China’s blue-chip Shanghai Shenzhen CSI 300 index rose 1.7%, while the Shanghai Composite index rose 1.6%, with both indexes touching their highest level since mid-September.

Hong Kong’s Hang Seng index was the best performer in Asia, rising 3.5%. The index has now confirmed a bull market after rallying more than 20% from a 13-year low touched in October.

Hong Kong stocks have also vastly outperformed their Chinese peers in recent months, as the city scaled back its anti-COVID policies ahead of the mainland.

Several cities in China, including Beijing and Shanghai, relaxed some movement curbs and testing mandates over the weekend, amid growing public discontent with the country’s strict zero-COVID policy.

But while reports suggest that China plans to further relax anti-COVID measures, analysts said that COVID cases are likely to escalate further, causing some near-term market volatility.

The country is grappling with a record-high rate of daily infections, which saw the introduction of strict curbs in the past few months, denting economic activity.

Broader Asian stocks were somewhat muted, as a batch of weak economic data raised concerns over slowing near-term growth. Stocks also took a weak lead-in from Wall Street, which fell on Friday after data showed U.S. nonfarm payrolls grew more than expected in November.

The reading gives the Federal Reserve more space to keep hiking interest rates, given that the central bank said it would seek some cooling in the jobs market as part of its stance against inflation.

Stocks with higher risk exposure declined after the reading, with most Southeast Asian bourses retreating sharply. Malaysian stocks were the worst performers in the region, down 0.6%.

Japan’s Nikkei 225 index rose 0.1% as data showed the country’s business activity shrank substantially in November, heralding more pressure on the Japanese economy.
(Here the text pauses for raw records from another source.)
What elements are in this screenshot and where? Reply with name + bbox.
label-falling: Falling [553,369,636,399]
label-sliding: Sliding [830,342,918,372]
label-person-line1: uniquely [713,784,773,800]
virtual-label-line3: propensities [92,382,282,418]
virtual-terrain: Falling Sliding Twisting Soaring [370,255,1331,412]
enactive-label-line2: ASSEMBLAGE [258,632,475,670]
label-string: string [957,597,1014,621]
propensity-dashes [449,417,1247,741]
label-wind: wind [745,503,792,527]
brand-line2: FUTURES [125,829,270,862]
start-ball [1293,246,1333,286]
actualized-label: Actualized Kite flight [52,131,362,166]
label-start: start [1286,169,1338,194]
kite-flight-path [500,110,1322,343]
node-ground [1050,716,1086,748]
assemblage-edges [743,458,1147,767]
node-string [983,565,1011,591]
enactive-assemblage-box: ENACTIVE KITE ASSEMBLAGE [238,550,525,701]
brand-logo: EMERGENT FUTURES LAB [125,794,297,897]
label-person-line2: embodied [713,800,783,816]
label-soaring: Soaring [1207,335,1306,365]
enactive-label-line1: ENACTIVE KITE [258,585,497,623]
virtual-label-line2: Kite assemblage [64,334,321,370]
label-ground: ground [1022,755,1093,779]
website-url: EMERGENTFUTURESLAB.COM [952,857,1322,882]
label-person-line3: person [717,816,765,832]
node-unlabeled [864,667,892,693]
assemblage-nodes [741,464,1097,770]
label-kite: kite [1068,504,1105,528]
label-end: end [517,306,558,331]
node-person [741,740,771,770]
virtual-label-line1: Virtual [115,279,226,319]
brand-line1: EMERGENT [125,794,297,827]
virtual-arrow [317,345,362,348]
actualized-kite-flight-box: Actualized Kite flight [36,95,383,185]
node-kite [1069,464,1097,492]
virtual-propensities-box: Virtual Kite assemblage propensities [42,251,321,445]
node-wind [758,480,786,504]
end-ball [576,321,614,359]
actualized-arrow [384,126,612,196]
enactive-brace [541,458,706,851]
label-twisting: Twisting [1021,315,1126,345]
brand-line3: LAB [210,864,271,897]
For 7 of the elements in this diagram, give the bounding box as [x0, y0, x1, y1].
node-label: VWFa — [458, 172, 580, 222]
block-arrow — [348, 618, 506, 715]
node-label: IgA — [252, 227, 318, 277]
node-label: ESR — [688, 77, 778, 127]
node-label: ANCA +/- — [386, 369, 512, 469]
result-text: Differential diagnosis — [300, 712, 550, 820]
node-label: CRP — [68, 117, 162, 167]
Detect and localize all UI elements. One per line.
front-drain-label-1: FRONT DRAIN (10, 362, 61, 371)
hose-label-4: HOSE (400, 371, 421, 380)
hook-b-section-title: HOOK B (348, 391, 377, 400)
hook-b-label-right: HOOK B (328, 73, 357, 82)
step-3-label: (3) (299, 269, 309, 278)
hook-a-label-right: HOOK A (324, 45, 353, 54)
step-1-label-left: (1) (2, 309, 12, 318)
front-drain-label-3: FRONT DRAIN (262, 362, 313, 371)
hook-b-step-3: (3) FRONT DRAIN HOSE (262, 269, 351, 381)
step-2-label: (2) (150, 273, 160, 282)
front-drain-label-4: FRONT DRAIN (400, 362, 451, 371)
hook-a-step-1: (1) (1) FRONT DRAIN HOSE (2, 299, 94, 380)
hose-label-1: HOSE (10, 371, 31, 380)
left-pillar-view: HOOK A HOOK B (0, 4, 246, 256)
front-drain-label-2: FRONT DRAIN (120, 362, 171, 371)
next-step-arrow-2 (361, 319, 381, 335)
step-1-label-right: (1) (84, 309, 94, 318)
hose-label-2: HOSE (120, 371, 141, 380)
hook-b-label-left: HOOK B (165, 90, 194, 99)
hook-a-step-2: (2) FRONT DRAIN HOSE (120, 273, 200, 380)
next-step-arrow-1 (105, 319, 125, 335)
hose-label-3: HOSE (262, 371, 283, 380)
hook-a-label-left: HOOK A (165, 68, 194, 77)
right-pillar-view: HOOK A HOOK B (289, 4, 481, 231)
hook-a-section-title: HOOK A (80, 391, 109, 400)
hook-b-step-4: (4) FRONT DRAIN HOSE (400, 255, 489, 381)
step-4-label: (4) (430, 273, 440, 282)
Australia’s ASX 200 index rose 0.3%, with data showing that gross company profits in the country slumped 12.4% in the third quarter from the second. Australia’s service sector also contracted for a third straight month in November.

India’s Nifty 50 and BSE Sensex 30 indexes fell 0.2% and 0.3%, respectively, retreating further from record highs amid some uncertainty over a central bank meeting this week.

The Reserve Bank is widely expected to hike rates by a relatively smaller 25 basis points.